Trotzdem gilt ein Leben in Gemeinschaft jenseits der 30 eigentlich nur als gesellschaftlich anerkannt, wenn man mit Partner*innen und/oder den eigenen Kindern zusammenwohnt. Wieso eigentlich? Es gibt keinen einzigen sinnvollen Grund, wieso man nicht auch mit 30, 40, 50, 60 oder 70 in einer WG leben sollte. Ob ein Zusammenleben funktioniert, hängt zu 100 Prozent von den Personen und zu null Prozent von deren Alter ab. Und wenn es funktioniert, dann kann eine Wohngemeinschaft eine der stabilsten und wertvollsten sozialen Anker sein, die man haben kann. Das ist eine Tatsache, die einem ganz besonders zugute kommt, wenn man jenseits der 30 zunehmend ein stressiges Erwachsenenleben führen muss, in dem man vor lauter Verantwortung oft immer weniger Zeit hat, seine sozialen Kontakte jenseits von romantischen Beziehungen zu pflegen. Wenn man Freund*innen in den eigenen vier Wänden hat, dann fällt es einem auch automatisch leichter, der eigenen sozialen Isolation entgegenzuwirken, die sich mit voranschreitendem Alter immer mehr ins Leben schleicht.

Vater, Mutter, Kind, Einfamilienhaus, Golden Retriever, Renault Twingo und Thermomix

Der Grund, dass Wohngemeinschaften gesellschaftlich als etwas gelten, das man mit dem Erwachsenwerden besser sein lassen sollte, ist in einem Konzept verankert, das eigentlich längst veraltet ist: Die Idee der klassischen Kleinfamilie. Vater, Mutter, Kind, Einfamilienhaus, Golden Retriever, Renault Twingo und Thermomix. Während es natürlich absolut in Ordnung ist, genau das zu wollen, sollten wir im 21. Jahrhundert aber eigentlich verstanden haben, dass es durchaus auch möglich ist, etwas anderes zu wollen. Um eine Familie zu sein, muss man nicht biologisch verwandt sein. Man muss nicht heiraten, wenn man ein Kind bekommt und hey! Es ist sogar okay, überhaupt keine Kinder zu wollen. Man kann mit jemandem zusammen sein und nicht mit ihm oder ihr zusammen wohnen wollen.
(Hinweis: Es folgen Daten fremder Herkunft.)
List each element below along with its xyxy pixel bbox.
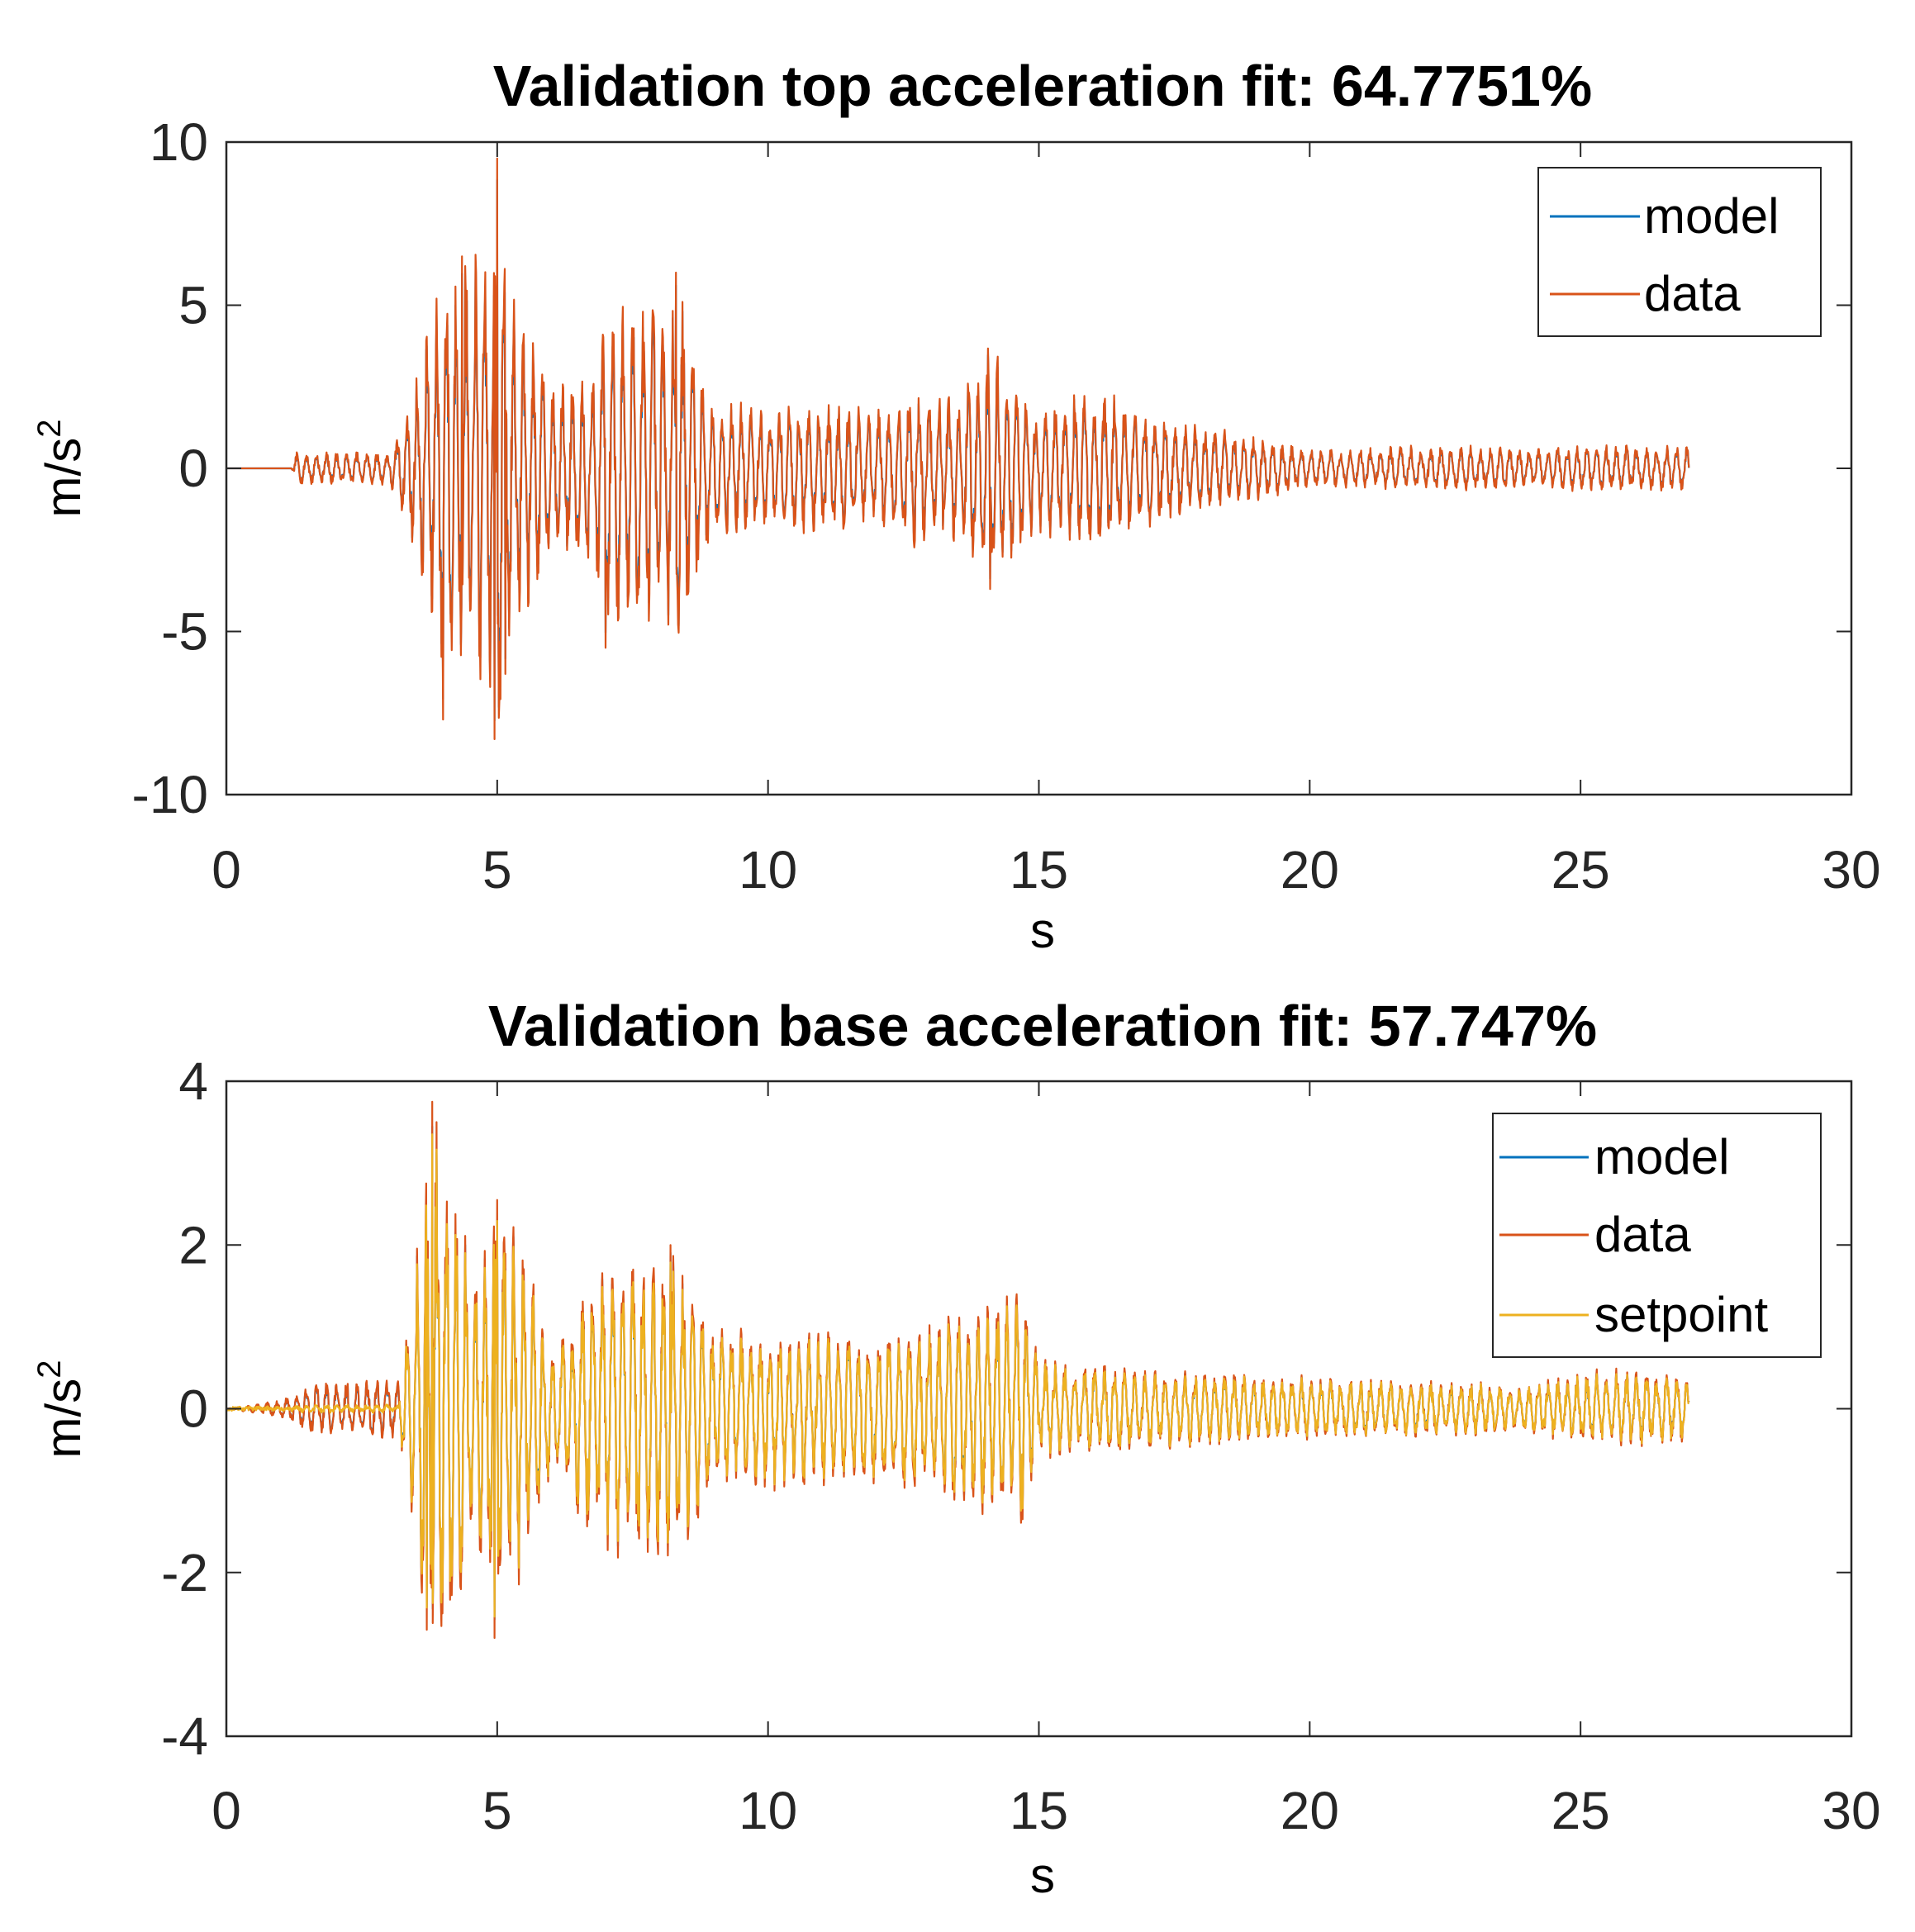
y-tick-label: 5	[178, 276, 208, 335]
y-tick-label: 0	[178, 439, 208, 498]
x-tick-label: 15	[1010, 840, 1068, 900]
chart-panel-base: Validation base acceleration fit: 57.747…	[31, 994, 1881, 1903]
x-tick-label: 5	[482, 840, 512, 900]
series-group	[226, 157, 1690, 740]
y-axis-label: m/s2	[31, 420, 91, 518]
x-tick-label: 0	[211, 1781, 241, 1840]
x-tick-label: 25	[1551, 1781, 1610, 1840]
x-tick-label: 20	[1281, 840, 1339, 900]
x-tick-label: 25	[1551, 840, 1610, 900]
x-tick-label: 30	[1822, 840, 1880, 900]
y-axis-label-exponent: 2	[31, 1360, 68, 1379]
legend-box	[1537, 167, 1822, 337]
x-tick-label: 5	[482, 1781, 512, 1840]
chart-title: Validation base acceleration fit: 57.747…	[488, 994, 1597, 1058]
y-tick-label: -2	[161, 1543, 208, 1602]
legend-label-model: model	[1594, 1129, 1729, 1184]
y-tick-label: 0	[178, 1379, 208, 1439]
x-tick-label: 30	[1822, 1781, 1880, 1840]
y-tick-label: 4	[178, 1051, 208, 1111]
y-tick-label: 10	[150, 112, 208, 172]
x-tick-label: 10	[739, 840, 797, 900]
x-tick-label: 0	[211, 840, 241, 900]
y-tick-label: 2	[178, 1215, 208, 1275]
legend-label-data: data	[1644, 266, 1741, 321]
x-axis-label: s	[1030, 1848, 1055, 1903]
ticks-group: 0 5 10 15 20 25 30 -4 -2 0 2 4	[161, 1051, 1881, 1840]
y-axis-label-unit: m/s	[36, 438, 91, 518]
series-line-data	[226, 157, 1690, 740]
x-tick-label: 15	[1010, 1781, 1068, 1840]
y-tick-label: -5	[161, 602, 208, 662]
y-axis-label: m/s2	[31, 1360, 91, 1459]
legend-label-data: data	[1594, 1207, 1691, 1262]
legend: model data setpoint	[1492, 1113, 1822, 1358]
series-group	[226, 1100, 1690, 1640]
y-tick-label: -4	[161, 1707, 208, 1766]
series-line-setpoint	[226, 1133, 1689, 1618]
x-axis-label: s	[1030, 903, 1055, 958]
y-axis-label-exponent: 2	[31, 420, 68, 438]
plot-area: 0 5 10 15 20 25 30 -4 -2 0 2 4	[161, 1051, 1881, 1840]
legend: model data	[1537, 167, 1822, 337]
legend-label-setpoint: setpoint	[1594, 1287, 1768, 1342]
x-tick-label: 20	[1281, 1781, 1339, 1840]
chart-title: Validation top acceleration fit: 64.7751…	[493, 54, 1592, 118]
legend-label-model: model	[1644, 188, 1779, 244]
plot-area: 0 5 10 15 20 25 30 -10 -5 0 5 10	[132, 112, 1881, 900]
y-axis-label-unit: m/s	[36, 1379, 91, 1459]
ticks-group: 0 5 10 15 20 25 30 -10 -5 0 5 10	[132, 112, 1881, 900]
chart-panel-top: Validation top acceleration fit: 64.7751…	[31, 54, 1881, 958]
x-tick-label: 10	[739, 1781, 797, 1840]
y-tick-label: -10	[132, 765, 209, 824]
Und man kann eben auch 30 sein und sich ein Zusammenleben in einer Wohngemeinschaft wünschen.

 

Dass man bei all diesen Entscheidungen nach wie vor schief angeschaut wird, obwohl Menschen schon immer diese Bedürfnisse hatten, ist eine Folge von einem sehr starren Bild des Erwachsenseins. Ein Bild, das sich am Besten verändern lässt, wenn wir es aktiv in Frage stellen und uns überlegen, was für ein Leben wir eigentlich wirklich führen wollen. Und das dann auch machen. Sodass es hoffentlich bald nicht mehr als merkwürdig gilt. Mein Fazit lautet also: Nein, es ist überhaupt nicht komisch, mit Anfang 30 in eine WG zu ziehen. Was merkwürdig ist, ist die gesellschaftliche Vorstellung, wie ein Erwachsenenleben auszusehen hat.